■ Standbild: Muttertagsdebatte mit Äffin
„Muttertier, Muttermensch“, So., 22.35 Uhr, Arte
Darüber, ob der kopfwakkelnde Affe „Lucy“ auf dem Bildschirm im Hintergrund als Vertreter der „ersten Menschen“ und Sprachrohr der Autorin Helke Sander unbedingt der Knaller war, hätte man streiten können. Die meisten der befragten Frauen, darunter Zeichnerin Marie Marcks, Buchautorin Sophie von Behr und die französische Philosophin Elisabeth Badinter schienen den Gimmick mit dem Affen eher höflich zu dulden.

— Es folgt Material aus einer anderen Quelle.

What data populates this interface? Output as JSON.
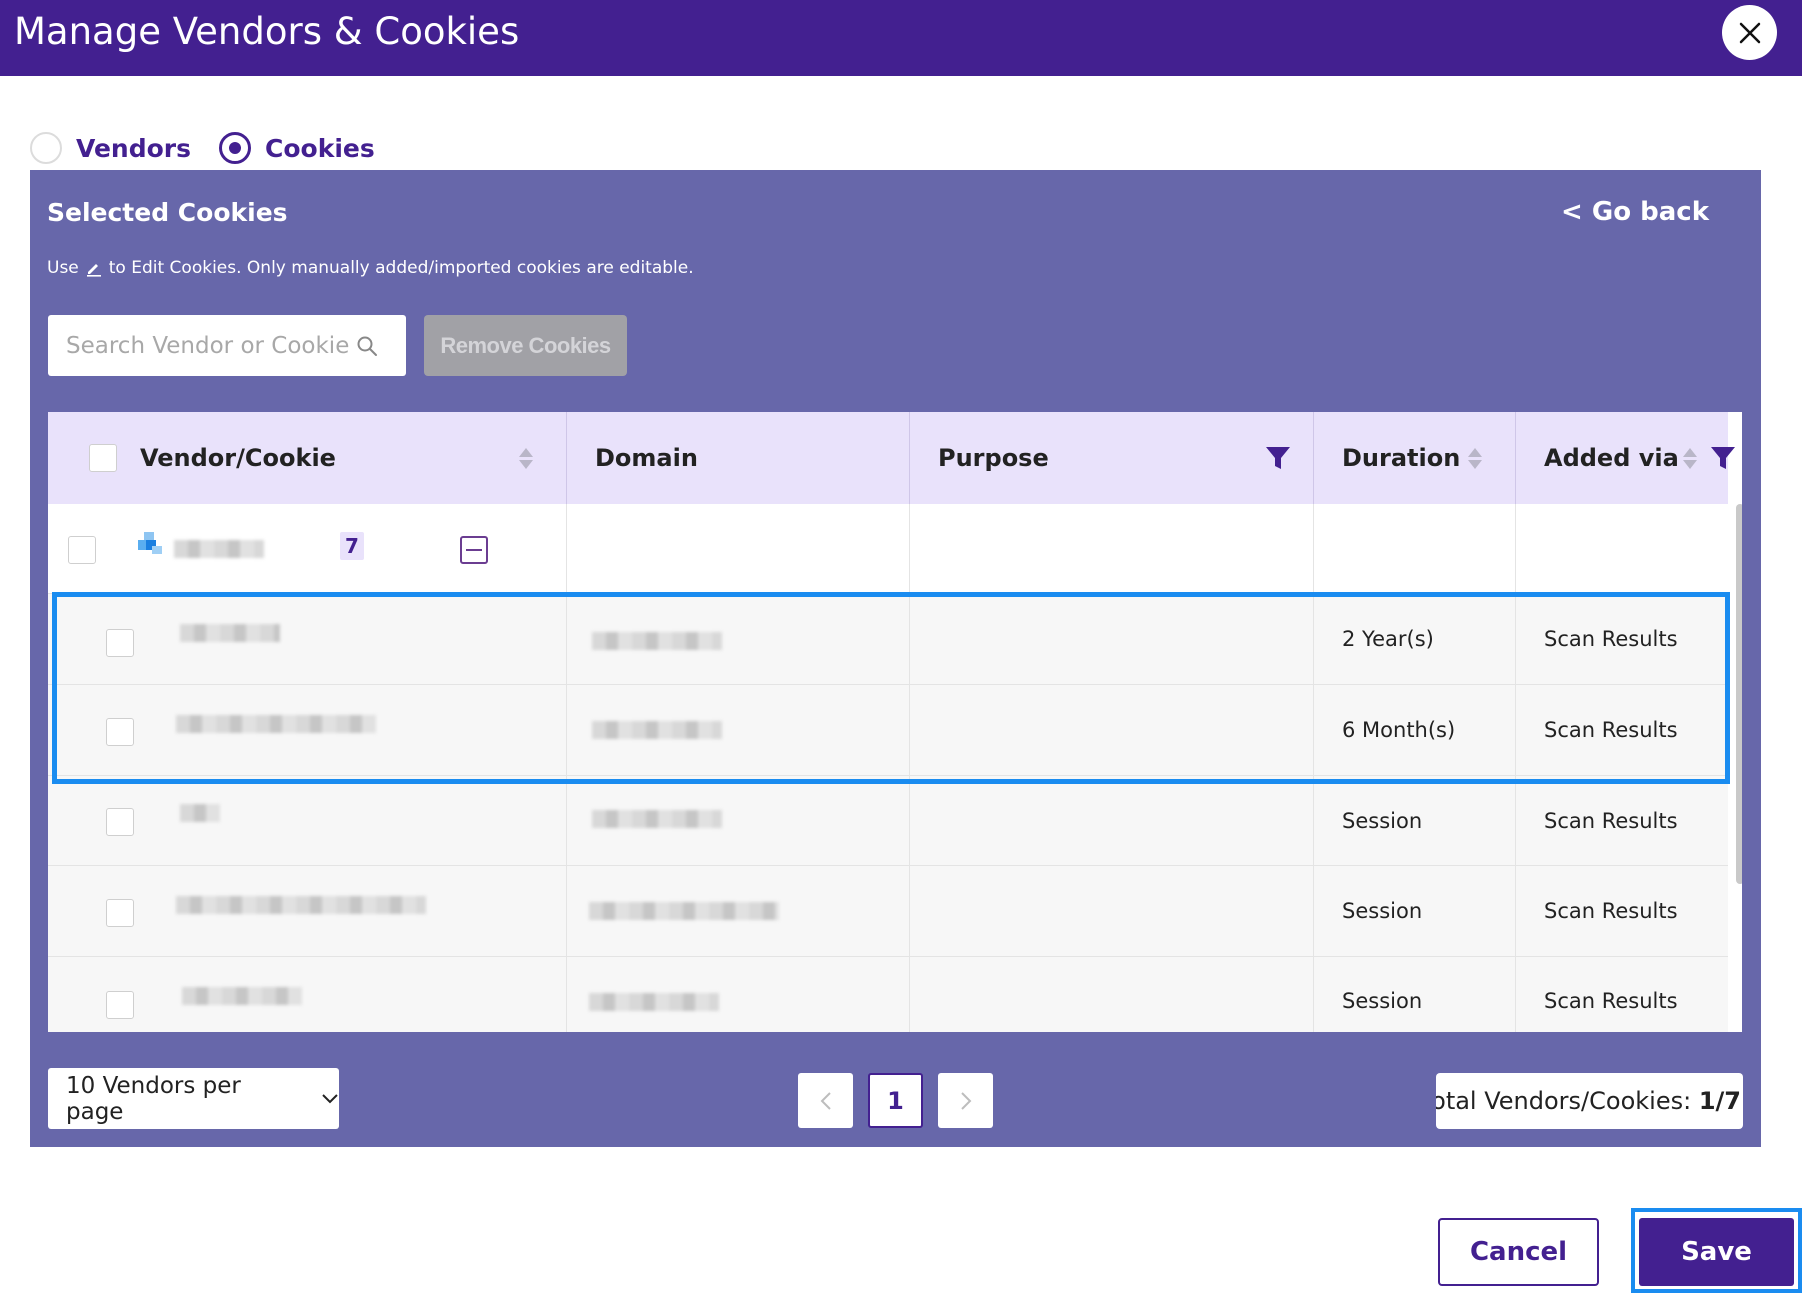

Nichtsdestotrotz gaben sie auf die Stichworte aus dem Monitor zu Mutterschaft und Mutterrollen bereitwillig Auskunft. Ihre gescheiten Entgegnungen wurden von weiteren Frauen, darunter Bewohnerinnen eines Wohnprojekts für Frauen und Mütter in Hamburg, auf Video verfolgt und abermals gescheit kommentiert. Und Sander kurbelte eine intertextuelle Muttertagsdebatte an, wie sie sicherlich nirgends im Buche steht.
Die vieldimensionale Struktur des Essays mochte bisweilen etwas gezwungen wirken. Dennoch spiegelte der Film formal ein Wunschbild mütterlichen Gedankenaustauschs wieder, der in unserer Kultur seit Urzeiten abgewürgt wird: Sanders Collage zeigte generationenübergreifende Erfahrungen unterschiedlicher, wenngleich gebildet-eloquenter Mittelschichtsmütter, die sich offensichtlich nicht erst seit gestern mit der Demontage bisheriger Mutterschaftsbilder befassen. Und während im Anfang der Affenmund verkündete, daß es unter unseren stark behaarten Vorfahren die Mütter gewesen seien, die erstmals Instinkte in soziale Interaktion und Sprache verwandelten ( „ein Quotenkiller“, so Frau Marcks lapidar ), zeigte sich in den Aussagen der Befragten vor allem ihr paradoxes Verhältnis zu jener Kultur, deren Schöpferinnen sie einst waren – auch wenn Sanders moderne Mütter nur zu dem Bruchteil evolutionsgeschichtlich fortgeschrittener Frauen zählen, die sich per Gnade der zufälligen Geburt im luxuriösen, feingesponnenen Kontext westlicher Industrienationen bewegen.
Frauen, die offenkundig schon Lichtjahre entfernt sind von der primitiven, wurzelsuchenden Spezies, die zum Muttitag von ihrer patriarchalen Kleinfamilie routinemäßig mit Sträußen bedrängt und feierlich vom Abwasch entbunden wird.